Yes, when the Enrichment Skill and Brave Search MCP provide rich context. The agent draws on company-specific signals — a recent funding round, a job posting for a role your product addresses, a news mention — to craft an opening line that references something genuinely relevant to the prospect. This approach consistently outperforms generic templates because the personalisation is grounded in real data rather than inserted tokens like {{FirstName}}. The agent can generate and send 50–100 personalised emails per hour while maintaining distinct opening lines for each.

How does the CRM Skill prevent duplicate outreach?

Before creating a new contact or enrolling a prospect in a sequence, the CRM Skill queries the existing database for matching email addresses and company domains. If a record exists with an active deal, an open sequence, or a "Do Not Contact" flag, the agent skips the prospect and logs the reason. This deduplication step runs automatically as part of the workflow and prevents the embarrassing situation of cold-emailing a prospect who is already in active contract negotiations.

What sending limits should I set to avoid email spam flags?

Cold outreach deliverability degrades quickly above certain volume thresholds. Recommended limits: maximum 50 cold emails per day per sending domain, minimum 5-minute intervals between sends, and a 3-day minimum between follow-ups to the same prospect. The Email Skill supports configurable rate limiting and sending windows (e.g., send only between 9 AM and 5 PM in the prospect's timezone). Always warm up new sending domains for at least 2 weeks before scaling to full volume.

How do I measure the ROI of an AI lead generation workflow?
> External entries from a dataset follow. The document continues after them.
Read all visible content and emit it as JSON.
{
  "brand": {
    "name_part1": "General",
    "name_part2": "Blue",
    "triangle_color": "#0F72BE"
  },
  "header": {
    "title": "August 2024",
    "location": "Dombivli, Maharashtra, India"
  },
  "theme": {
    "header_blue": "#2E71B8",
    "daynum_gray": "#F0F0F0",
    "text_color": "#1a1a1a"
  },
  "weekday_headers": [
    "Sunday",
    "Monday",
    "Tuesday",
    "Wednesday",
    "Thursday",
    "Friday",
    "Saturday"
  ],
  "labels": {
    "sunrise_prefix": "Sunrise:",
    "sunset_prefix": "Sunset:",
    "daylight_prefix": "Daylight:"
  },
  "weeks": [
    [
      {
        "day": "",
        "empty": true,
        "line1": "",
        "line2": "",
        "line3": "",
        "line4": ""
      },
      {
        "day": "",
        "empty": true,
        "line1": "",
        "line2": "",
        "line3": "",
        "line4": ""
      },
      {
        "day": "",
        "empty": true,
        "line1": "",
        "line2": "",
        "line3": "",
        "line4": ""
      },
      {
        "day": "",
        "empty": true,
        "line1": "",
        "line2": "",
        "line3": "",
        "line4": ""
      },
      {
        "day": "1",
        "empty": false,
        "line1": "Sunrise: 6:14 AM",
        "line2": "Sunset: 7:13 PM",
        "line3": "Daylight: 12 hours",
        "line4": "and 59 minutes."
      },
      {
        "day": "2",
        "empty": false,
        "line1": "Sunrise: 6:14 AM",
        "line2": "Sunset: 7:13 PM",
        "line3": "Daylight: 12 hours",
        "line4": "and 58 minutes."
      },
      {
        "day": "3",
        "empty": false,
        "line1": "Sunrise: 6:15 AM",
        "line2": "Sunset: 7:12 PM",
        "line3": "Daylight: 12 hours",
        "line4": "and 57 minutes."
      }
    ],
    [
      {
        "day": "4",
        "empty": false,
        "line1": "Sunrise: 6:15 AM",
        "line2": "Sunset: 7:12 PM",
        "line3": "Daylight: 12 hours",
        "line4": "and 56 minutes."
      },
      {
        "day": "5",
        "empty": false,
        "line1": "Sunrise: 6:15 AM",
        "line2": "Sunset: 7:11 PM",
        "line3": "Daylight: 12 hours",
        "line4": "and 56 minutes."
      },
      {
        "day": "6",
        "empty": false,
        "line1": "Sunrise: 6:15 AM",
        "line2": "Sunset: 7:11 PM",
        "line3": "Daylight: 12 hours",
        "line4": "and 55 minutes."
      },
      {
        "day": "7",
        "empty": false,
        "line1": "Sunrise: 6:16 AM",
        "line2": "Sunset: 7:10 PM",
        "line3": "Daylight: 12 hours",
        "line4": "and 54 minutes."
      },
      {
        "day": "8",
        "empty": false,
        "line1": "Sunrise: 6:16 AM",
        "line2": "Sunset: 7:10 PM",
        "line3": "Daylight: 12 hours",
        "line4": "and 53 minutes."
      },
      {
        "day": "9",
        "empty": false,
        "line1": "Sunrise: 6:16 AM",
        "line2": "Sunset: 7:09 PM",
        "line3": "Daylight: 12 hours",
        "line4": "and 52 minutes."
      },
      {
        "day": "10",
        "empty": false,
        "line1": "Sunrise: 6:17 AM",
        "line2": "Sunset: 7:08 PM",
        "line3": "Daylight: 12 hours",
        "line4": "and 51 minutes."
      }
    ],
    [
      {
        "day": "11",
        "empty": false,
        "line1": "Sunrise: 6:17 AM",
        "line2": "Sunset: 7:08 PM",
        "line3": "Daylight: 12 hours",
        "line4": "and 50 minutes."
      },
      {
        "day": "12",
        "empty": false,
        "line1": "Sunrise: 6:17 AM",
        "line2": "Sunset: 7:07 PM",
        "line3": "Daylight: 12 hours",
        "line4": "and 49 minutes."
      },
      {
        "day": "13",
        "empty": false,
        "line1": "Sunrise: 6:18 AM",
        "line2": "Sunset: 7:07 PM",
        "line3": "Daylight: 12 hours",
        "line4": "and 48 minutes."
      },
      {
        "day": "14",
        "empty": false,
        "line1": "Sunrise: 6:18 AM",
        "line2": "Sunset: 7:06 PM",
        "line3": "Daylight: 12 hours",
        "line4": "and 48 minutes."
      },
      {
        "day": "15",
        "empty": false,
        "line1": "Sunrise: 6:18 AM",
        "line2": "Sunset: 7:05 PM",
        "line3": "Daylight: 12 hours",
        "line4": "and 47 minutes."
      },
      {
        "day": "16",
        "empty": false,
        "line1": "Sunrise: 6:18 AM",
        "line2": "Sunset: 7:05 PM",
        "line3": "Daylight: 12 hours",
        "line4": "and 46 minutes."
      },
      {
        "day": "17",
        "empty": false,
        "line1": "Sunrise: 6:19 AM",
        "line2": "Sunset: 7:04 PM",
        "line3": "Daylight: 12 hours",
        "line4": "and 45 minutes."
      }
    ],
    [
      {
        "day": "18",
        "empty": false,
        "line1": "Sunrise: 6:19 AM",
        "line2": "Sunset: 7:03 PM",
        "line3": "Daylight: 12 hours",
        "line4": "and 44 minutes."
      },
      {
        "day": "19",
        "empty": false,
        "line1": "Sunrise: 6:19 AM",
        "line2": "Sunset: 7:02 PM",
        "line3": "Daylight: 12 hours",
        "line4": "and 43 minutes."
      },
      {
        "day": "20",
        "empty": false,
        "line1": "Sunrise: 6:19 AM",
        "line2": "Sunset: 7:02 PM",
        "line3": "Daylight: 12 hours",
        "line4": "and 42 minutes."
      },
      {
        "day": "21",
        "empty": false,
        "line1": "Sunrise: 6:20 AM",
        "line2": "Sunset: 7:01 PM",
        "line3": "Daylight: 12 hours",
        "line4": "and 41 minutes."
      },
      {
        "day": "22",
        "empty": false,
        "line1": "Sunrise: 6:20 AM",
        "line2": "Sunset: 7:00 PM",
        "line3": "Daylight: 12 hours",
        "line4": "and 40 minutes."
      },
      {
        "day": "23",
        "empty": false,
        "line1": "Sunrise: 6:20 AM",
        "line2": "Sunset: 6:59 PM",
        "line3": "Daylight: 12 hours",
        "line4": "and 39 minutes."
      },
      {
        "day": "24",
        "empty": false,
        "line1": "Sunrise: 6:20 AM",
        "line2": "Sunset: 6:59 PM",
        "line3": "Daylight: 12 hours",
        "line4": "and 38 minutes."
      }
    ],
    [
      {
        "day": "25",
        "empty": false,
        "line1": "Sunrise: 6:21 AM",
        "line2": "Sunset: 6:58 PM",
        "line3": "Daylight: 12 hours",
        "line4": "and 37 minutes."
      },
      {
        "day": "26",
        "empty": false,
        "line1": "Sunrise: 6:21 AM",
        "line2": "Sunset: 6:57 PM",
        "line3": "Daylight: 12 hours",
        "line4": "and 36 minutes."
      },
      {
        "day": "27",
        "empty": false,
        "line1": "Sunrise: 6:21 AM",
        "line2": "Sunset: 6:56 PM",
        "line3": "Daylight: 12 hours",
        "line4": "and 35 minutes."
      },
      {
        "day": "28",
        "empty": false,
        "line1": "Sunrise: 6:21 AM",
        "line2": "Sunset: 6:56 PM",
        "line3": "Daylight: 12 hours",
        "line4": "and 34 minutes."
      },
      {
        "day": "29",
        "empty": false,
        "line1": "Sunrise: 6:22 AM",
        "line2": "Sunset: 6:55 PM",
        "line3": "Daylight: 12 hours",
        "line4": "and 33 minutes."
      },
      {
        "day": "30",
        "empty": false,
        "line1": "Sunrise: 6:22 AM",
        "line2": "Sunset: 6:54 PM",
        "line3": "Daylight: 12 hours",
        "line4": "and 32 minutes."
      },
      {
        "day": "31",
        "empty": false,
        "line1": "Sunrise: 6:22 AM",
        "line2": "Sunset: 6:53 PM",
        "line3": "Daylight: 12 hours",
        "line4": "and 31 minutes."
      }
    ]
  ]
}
The primary metrics to track are time-to-pipeline (how long from identifying a prospect to creating an opportunity in CRM), sequence reply rate (industry benchmark: 5–15% for well-targeted cold outreach), and pipeline generated per hour of agent runtime. Compare these against your previous manual prospecting baseline. Most teams see a 4–8x improvement in leads researched per hour and a 2–3x improvement in personalisation quality when agent enrichment replaces manual research.